State Bird: The cardinal adopted 1933.
State Flower: The peony. Adopted in 1957 by the General Assembly, it replaced the zinnia.
State Song: “On the Bank of the Wabash, Far Away” by Terre Haute native Paul Dresser. The song was adopted on March, 14 1913.
State Pie: Sugar Cream Pie
State River: The Wabash River. The river flows 411 miles to the Ohio River making it the longest stretch of free-flowing river east of the Mississippi River.
State Stone: Limestone. Known for durability, Indiana limestone was used in the construction of the Pentagon, many state capitol buildings, including our own, and several buildings in Washington D.C.
Celebrities such as David Letterman and James Dean are native Hoosiers.
Indiana has more miles of interstate highway per square mile than any other state, true to the state motto “The crossroad of America” which was adopted by the General Assembly in 1937.
Indiana was Abraham Lincoln’s boyhood home, a place where he said he “grew up” into the great man he became. His mother, Nancy Hanks Lincoln, is buried near Evansville, Indiana . The site is now a National Memorial.
Lewis and Clark began their famous expedition to the West Coast from Fort Vincennes, located on the banks of the Wabash River.
The first long distance auto race was held on May 30, 1911 at the Indianapolis Motor Speedway.

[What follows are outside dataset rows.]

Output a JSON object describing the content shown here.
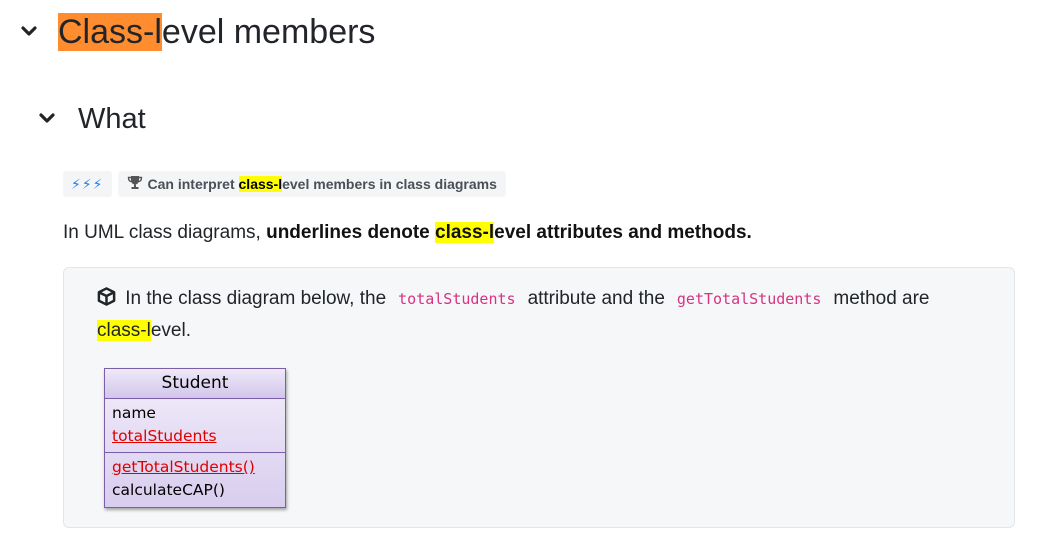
{
  "section": {
    "title_highlight": "Class-l",
    "title_rest": "evel members"
  },
  "subsection": {
    "title": "What"
  },
  "outcome": {
    "stars": "⚡⚡⚡",
    "prefix": "Can interpret ",
    "highlight": "class-l",
    "suffix": "evel members in class diagrams",
    "icon": "trophy-icon"
  },
  "intro": {
    "text_before": "In UML class diagrams, ",
    "bold_before": "underlines denote ",
    "bold_highlight": "class-l",
    "bold_after": "evel attributes and methods."
  },
  "example": {
    "icon": "cube-icon",
    "text1": " In the class diagram below, the",
    "code1": "totalStudents",
    "text2": "attribute and the",
    "code2": "getTotalStudents",
    "text3": "method are",
    "highlight": "class-l",
    "text4": "evel."
  },
  "uml_class": {
    "name": "Student",
    "attributes": [
      {
        "text": "name",
        "static": false
      },
      {
        "text": "totalStudents",
        "static": true
      }
    ],
    "methods": [
      {
        "text": "getTotalStudents()",
        "static": true
      },
      {
        "text": "calculateCAP()",
        "static": false
      }
    ],
    "static_color": "#e00000"
  },
  "colors": {
    "highlight_orange": "#ff8c2e",
    "highlight_yellow": "#ffff00",
    "code_pink": "#d63384",
    "star_blue": "#2b7de9"
  }
}
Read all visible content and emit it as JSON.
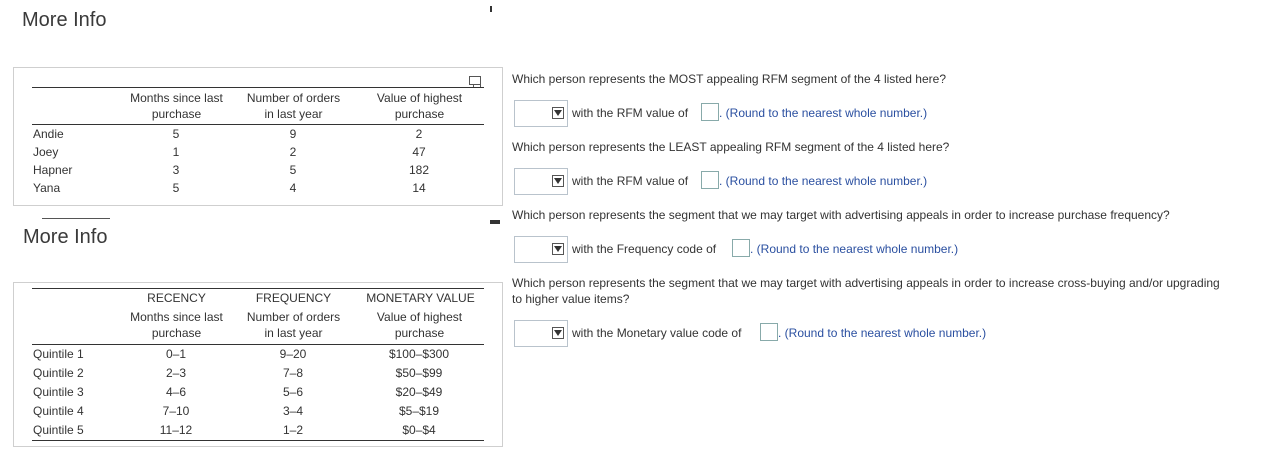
{
  "headings": {
    "top": "More Info",
    "middle": "More Info"
  },
  "table1": {
    "col_headers": [
      {
        "line1": "Months since last",
        "line2": "purchase"
      },
      {
        "line1": "Number of orders",
        "line2": "in last year"
      },
      {
        "line1": "Value of highest",
        "line2": "purchase"
      }
    ],
    "rows": [
      {
        "name": "Andie",
        "recency": "5",
        "frequency": "9",
        "value": "2"
      },
      {
        "name": "Joey",
        "recency": "1",
        "frequency": "2",
        "value": "47"
      },
      {
        "name": "Hapner",
        "recency": "3",
        "frequency": "5",
        "value": "182"
      },
      {
        "name": "Yana",
        "recency": "5",
        "frequency": "4",
        "value": "14"
      }
    ]
  },
  "table2": {
    "group_headers": [
      "RECENCY",
      "FREQUENCY",
      "MONETARY VALUE"
    ],
    "col_headers": [
      {
        "line1": "Months since last",
        "line2": "purchase"
      },
      {
        "line1": "Number of orders",
        "line2": "in last year"
      },
      {
        "line1": "Value of highest",
        "line2": "purchase"
      }
    ],
    "rows": [
      {
        "name": "Quintile 1",
        "recency": "0–1",
        "frequency": "9–20",
        "value": "$100–$300"
      },
      {
        "name": "Quintile 2",
        "recency": "2–3",
        "frequency": "7–8",
        "value": "$50–$99"
      },
      {
        "name": "Quintile 3",
        "recency": "4–6",
        "frequency": "5–6",
        "value": "$20–$49"
      },
      {
        "name": "Quintile 4",
        "recency": "7–10",
        "frequency": "3–4",
        "value": "$5–$19"
      },
      {
        "name": "Quintile 5",
        "recency": "11–12",
        "frequency": "1–2",
        "value": "$0–$4"
      }
    ]
  },
  "questions": [
    {
      "text": "Which person represents the MOST appealing RFM segment of the 4 listed here?",
      "text2": "",
      "label": "with the RFM value of",
      "hint": ". (Round to the nearest whole number.)"
    },
    {
      "text": "Which person represents the LEAST appealing RFM segment of the 4 listed here?",
      "text2": "",
      "label": "with the RFM value of",
      "hint": ". (Round to the nearest whole number.)"
    },
    {
      "text": "Which person represents the segment that we may target with advertising appeals in order to increase purchase frequency?",
      "text2": "",
      "label": "with the Frequency code of",
      "hint": ". (Round to the nearest whole number.)"
    },
    {
      "text": "Which person represents the segment that we may target with advertising appeals in order to increase cross-buying and/or upgrading",
      "text2": "to higher value items?",
      "label": "with the Monetary value code of",
      "hint": ". (Round to the nearest whole number.)"
    }
  ]
}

The tradition continues to this day when the Indianapolis 500 is held over Memorial Day weekend.
Indiana is home to the town of Santa Claus, which receives more than a half million letters written to Santa every Christmas, all of which receive an answer.
Indiana produces more than 20% of the United States’ popcorn supply.
John Dillinger’s most successful bank robbery occurred in Greencastle, Indiana on October 23, 1933. Dillinger and his gang made off with approximately $75,000 in cash and negotiable bonds.
Five men from Indiana have been elected vice president of the United States: Schuyler Colfax (1869), Thomas A. Hendricks (1885), Charles W. Fairbanks (1905), Thomas Marshall (1913) and Dan Quayle (1989).
Fort Wayne Indiana was home to the first ever professional baseball game which was played between the Fort Wayne Kekiongas and the Cleveland Forest Citys on May 4, 1871.
According to the US Census, the population estimate for the State of Indiana was 6,596,855 in 2014.
The State of Indiana covers 35,826 square miles.
The highest point in Indiana is in Wayne County, near the Ohio Border, and sits 1,257 feet above sea level.
The Ohio River - The Ohio River, the drinking water source for over 3 million people, makes up Indiana's southern boarder and allowed the state to grow and prosper during early settlement.
Lake Michigan - Lake Michigan, the 6th largest freshwater lake in the world, is crucial for transportation in the northern part of the state and allows industry to thrive. The state and national parks along the lake are famous for their sandy beaches.
Hoosier National Forest - The Hoosier National Forest is a massive expanse of preserved habitat (over 200,000 acres) which is home to countless plant and animal species. Thousands of tourists visit every year in order to take advantage of recreational opportunities.